Calvus set down her own pack. She was still a little awkward, so the load touched the stone floor with a clank. None of the villagers outside seemed to care or notice. “Sometimes I feel that way, Aulus Perennius,” she said carefully. Her face was in shadow. It would probably not have betrayed her feelings to the agent anyway. “I suppose everyone with a duty feels that way on occasion.” Calvus started to walk back through the archway again.
Perennius’ hand stopped her. “Why don’t you, then?” he demanded. Echoes from the rock deepened his voice and multiplied its urgency. “Why don’t you just pitch it when there’s places like this in the world?”
Most people would have replied, “Why don’t you?” and it was perhaps that response for which the target was hoping. Instead, the tall woman backed a half step so that she could straighten to her full height again. “Because,” she said, “I know that it isn’t true. I’m luckier than many, I suppose, because I will know exactly when I’ve done everything possible to accomplish my duty.” Perennius thought she might be smiling as she added, “Of course, I won’t retire then, in the usual sense. But that doesn’t matter.”

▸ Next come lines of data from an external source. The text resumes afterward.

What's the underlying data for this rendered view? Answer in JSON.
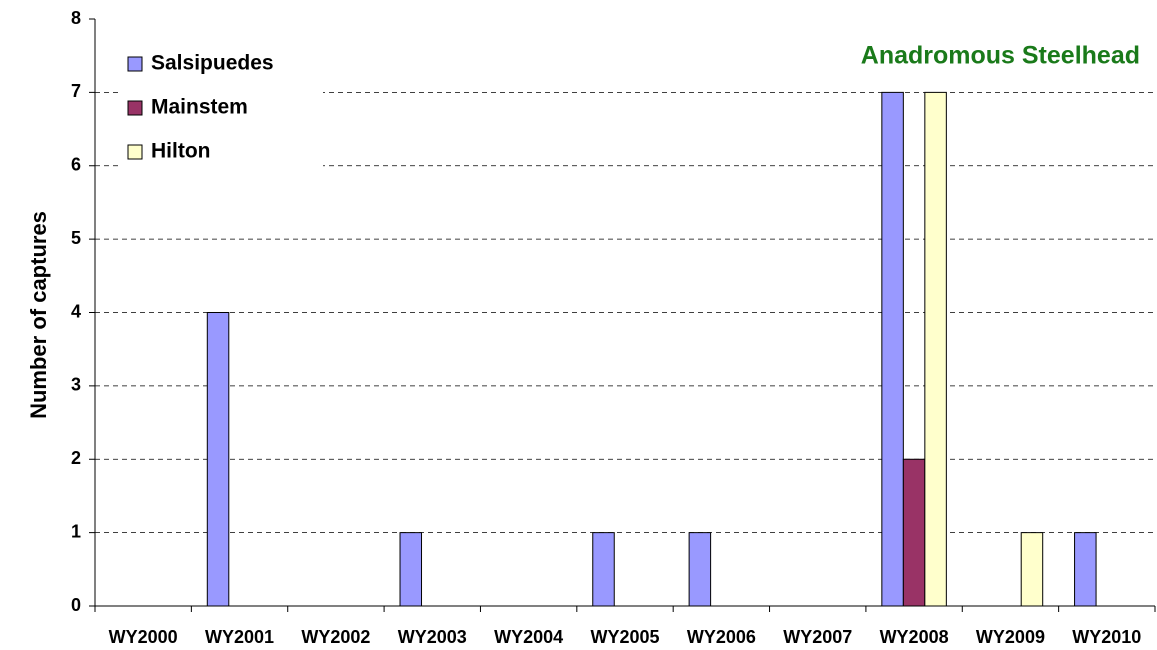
{
  "chart_data": {
    "type": "bar",
    "title": "Anadromous Steelhead",
    "ylabel": "Number of captures",
    "categories": [
      "WY2000",
      "WY2001",
      "WY2002",
      "WY2003",
      "WY2004",
      "WY2005",
      "WY2006",
      "WY2007",
      "WY2008",
      "WY2009",
      "WY2010"
    ],
    "series": [
      {
        "name": "Salsipuedes",
        "color": "#9999ff",
        "values": [
          0,
          4,
          0,
          1,
          0,
          1,
          1,
          0,
          7,
          0,
          1
        ]
      },
      {
        "name": "Mainstem",
        "color": "#993366",
        "values": [
          0,
          0,
          0,
          0,
          0,
          0,
          0,
          0,
          2,
          0,
          0
        ]
      },
      {
        "name": "Hilton",
        "color": "#ffffcc",
        "values": [
          0,
          0,
          0,
          0,
          0,
          0,
          0,
          0,
          7,
          1,
          0
        ]
      }
    ],
    "ylim": [
      0,
      8
    ],
    "yticks": [
      0,
      1,
      2,
      3,
      4,
      5,
      6,
      7,
      8
    ],
    "grid": true,
    "legend": "upper left"
  }
}
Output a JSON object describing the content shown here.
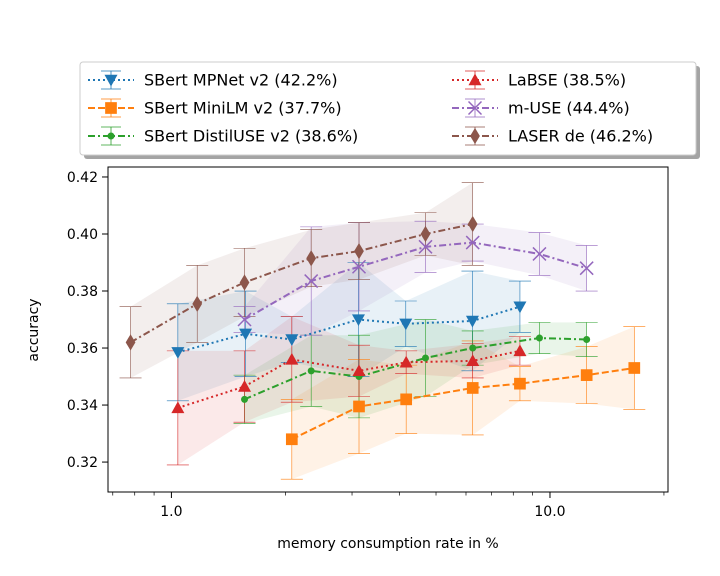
{
  "chart_data": {
    "type": "line",
    "title": "",
    "xlabel": "memory consumption rate in %",
    "ylabel": "accuracy",
    "xscale": "log",
    "xlim": [
      0.68,
      20.5
    ],
    "ylim": [
      0.3095,
      0.4235
    ],
    "xticks": [
      {
        "value": 1.0,
        "label": "1.0"
      },
      {
        "value": 10.0,
        "label": "10.0"
      }
    ],
    "yticks": [
      {
        "value": 0.32,
        "label": "0.32"
      },
      {
        "value": 0.34,
        "label": "0.34"
      },
      {
        "value": 0.36,
        "label": "0.36"
      },
      {
        "value": 0.38,
        "label": "0.38"
      },
      {
        "value": 0.4,
        "label": "0.40"
      },
      {
        "value": 0.42,
        "label": "0.42"
      }
    ],
    "legend_position": "top",
    "series": [
      {
        "name": "SBert MPNet v2 (42.2%)",
        "color": "#1f77b4",
        "marker": "triangle-down",
        "line": "dotted",
        "x": [
          1.04,
          1.57,
          2.08,
          3.12,
          4.16,
          6.24,
          8.33
        ],
        "values": [
          0.3585,
          0.365,
          0.363,
          0.37,
          0.3685,
          0.3695,
          0.3745
        ],
        "err": [
          0.017,
          0.015,
          0.008,
          0.02,
          0.008,
          0.0175,
          0.009
        ]
      },
      {
        "name": "SBert MiniLM v2 (37.7%)",
        "color": "#ff7f0e",
        "marker": "square",
        "line": "dashed",
        "x": [
          2.08,
          3.13,
          4.17,
          6.25,
          8.33,
          12.5,
          16.7
        ],
        "values": [
          0.328,
          0.3395,
          0.342,
          0.346,
          0.3475,
          0.3505,
          0.353
        ],
        "err": [
          0.014,
          0.0165,
          0.012,
          0.0165,
          0.006,
          0.01,
          0.0145
        ]
      },
      {
        "name": "SBert DistilUSE v2 (38.6%)",
        "color": "#2ca02c",
        "marker": "point",
        "line": "dashdot",
        "x": [
          1.56,
          2.34,
          3.13,
          4.69,
          6.25,
          9.38,
          12.5
        ],
        "values": [
          0.342,
          0.352,
          0.35,
          0.3565,
          0.36,
          0.3635,
          0.363
        ],
        "err": [
          0.0085,
          0.0125,
          0.0145,
          0.0135,
          0.006,
          0.0055,
          0.006
        ]
      },
      {
        "name": "LaBSE (38.5%)",
        "color": "#d62728",
        "marker": "triangle-up",
        "line": "dotted",
        "x": [
          1.04,
          1.56,
          2.08,
          3.13,
          4.17,
          6.25,
          8.33
        ],
        "values": [
          0.339,
          0.3465,
          0.356,
          0.352,
          0.355,
          0.3555,
          0.359
        ],
        "err": [
          0.02,
          0.0125,
          0.015,
          0.009,
          0.004,
          0.006,
          0.005
        ]
      },
      {
        "name": "m-USE (44.4%)",
        "color": "#9467bd",
        "marker": "x",
        "line": "dashdot",
        "x": [
          1.56,
          2.34,
          3.13,
          4.69,
          6.25,
          9.38,
          12.5
        ],
        "values": [
          0.37,
          0.3835,
          0.3885,
          0.3955,
          0.397,
          0.393,
          0.388
        ],
        "err": [
          0.0045,
          0.019,
          0.0155,
          0.009,
          0.0065,
          0.0075,
          0.008
        ]
      },
      {
        "name": "LASER de (46.2%)",
        "color": "#8c564b",
        "marker": "diamond",
        "line": "dashdot",
        "x": [
          0.78,
          1.17,
          1.56,
          2.34,
          3.13,
          4.69,
          6.25
        ],
        "values": [
          0.362,
          0.3755,
          0.383,
          0.3915,
          0.394,
          0.4,
          0.4035
        ],
        "err": [
          0.0125,
          0.0135,
          0.012,
          0.01,
          0.01,
          0.0075,
          0.0145
        ]
      }
    ]
  }
}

Perennius muttered something unintelligible even to himself as he led his companion outside again.
CHAPTER TWENTY-ONE
As they followed
their escort of villagers to the church, the agent fingered the garland of daisies and columbines which he had not removed with his pack. Another ragged procession was wending toward the hut, carrying the burdens of the three bathers. Those villagers were singing something more cheerful than any hymn had a right to be. The two soldiers and Sabellia, who must have been hurried through her own chance at a bath, were being led toward the church directly from the alcove. The Gallic woman wore her own garments, but the two men seemed to have accepted tunics of bleached wool in place of their own travel-stained garments.
Perennius had refused a similar offer of clothing because he would have had to give up more than his tunic. The agent had shed his spear and equipment belt in the hut—it would have been insultingly churlish to do otherwise—but he had found a tiny, ivory-hilted dagger in the pirates’ loot. That knife now weighted the hem of his inner tunic, a comfort to his paranoia. Perennius’s groundless fears irritated him, but he had learned that sometimes it was better to feed them discreetly instead of depending on his control to prevent embarrassment.
The bell had ceased its warning from the tower when Father Ramphion met the strangers. Now it pealed again, but with a joyous exuberance in contrast to the measured beats before. The black-clad priest bustled out the door of the church even as the streams bearing the outsiders converged on it. Ramphion raised both hands and cried, “God’s blessing on this day and its works!”
“God’s blessing!” chorused the villagers, both without the building and, mutedly, within.
It occurred to Perennius with some embarrassment that he had in the past been treated with equal pomp—but only under a false persona. Odenath had feted the envoy from Postumus, not Aulus Perennius himself; and there had been similar occurrences before. The agent had spent too many years among lies to be fully comfortable with the present situation. When he reached Father Ramphion, beaming by the doorway, Perennius said in his halting Cilician, “Father, we needn’t be a burden to you. Our needs are simple, and we’re willing to pay.”